As Maya MacGuineas, president of the Committee for a Responsible Federal Budget, put it according to USA Today, "Anyone supporting a balanced budget amendment should also have a plan to achieve a balanced budget and support efforts to implement such a plan; otherwise, it is not a serious proposal."

Kasich and others have no plan that doesn't include exempting military spending while simultaneously cutting Medicare, Social Security and Medicaid drastically to make up for being blind on defense spending and tax cuts that don't create jobs of prosperity for anyone but one-per-centers.

The combination of debt expected to be added after President Trump signed a massive tax cut bill and an equally massive spending bill is projected to be $2.7 trillion more in debt over the coming decade, a figure the congressional budget analysts had not anticipated just a year ago. "It made sense for Washington to run large budget deficits in the wake of the deep recession in 2007-08. It makes no sense to run bigger ones now, after eight consecutive years of economic growth," the LA Times editorial board opined.

Kasich and other Republican governors who won office in 2010, including Scott Walker in Wisconsin and Rick Scott in Florida, mocked then-President Obama for his stimulus spending bill, that was far less than many responsible economists of the day said was necessary to pull the nation out of the economic ditch it found itself in, when Lehman Brothers—the storied Wall Street investment bank Kasich worked for—imploded from derivatives and sub-par mortgaged backed securities.

Rep. Jim McGovern, D-Mass., the top Democrat on the Rules Committee, said on the House floor Wednesday according to USA Today, "This Balanced Budget Amendment is supposed to trick people into believing Republicans still care about fiscal responsibility."
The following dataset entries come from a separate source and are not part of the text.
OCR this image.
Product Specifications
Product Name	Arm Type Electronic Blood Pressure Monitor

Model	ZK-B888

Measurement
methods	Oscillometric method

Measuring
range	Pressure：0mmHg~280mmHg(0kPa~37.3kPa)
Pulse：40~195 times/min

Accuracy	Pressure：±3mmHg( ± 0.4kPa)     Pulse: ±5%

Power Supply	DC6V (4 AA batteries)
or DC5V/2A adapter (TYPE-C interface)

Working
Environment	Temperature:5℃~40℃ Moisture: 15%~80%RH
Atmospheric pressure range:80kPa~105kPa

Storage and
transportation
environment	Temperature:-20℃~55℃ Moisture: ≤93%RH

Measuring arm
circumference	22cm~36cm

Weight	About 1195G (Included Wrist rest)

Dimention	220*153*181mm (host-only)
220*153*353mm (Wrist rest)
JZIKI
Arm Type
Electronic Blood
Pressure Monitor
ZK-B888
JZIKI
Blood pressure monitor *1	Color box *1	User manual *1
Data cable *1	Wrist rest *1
The woman Republicans love to demonize, that helped guide important legislation like Dodd-Frank, the stimulus bill and the Patient Protection and Affordable Care Act, said of the GOP bill, "The balanced budget amendment is in no way balanced in terms of values and how we invest in our future." House Minority Leader Nancy Pelosi, D-Calif., said, "Now Republicans have the chutzpah to bring forth a balanced budget amendment." She added, the real goal of that measure was “to force devastating cuts to Medicare, Medicaid, and Social Security.”

Kasich voted for Ronald Reagan's Social Security fix, but then told people in his 100-plus town hall events in New Hampshire in 2016, that they would have to work longer and receive less when they retired, based on his mindset that austerity, not increasing the resources the federal government needs to do its job, is his preferred choice to make ends meet.

For these and many other reasons media are afraid to challenge Kasich on, he won't be president in 2020. He won't run as a third-party or independent candidate, since both are the kiss of death. He will find a handful of loyal donors who will keep his name and voice in the mix going forward after he leaves office later this year.

Sadly, the National Chaplain from Ohio is still lost because he still can't see.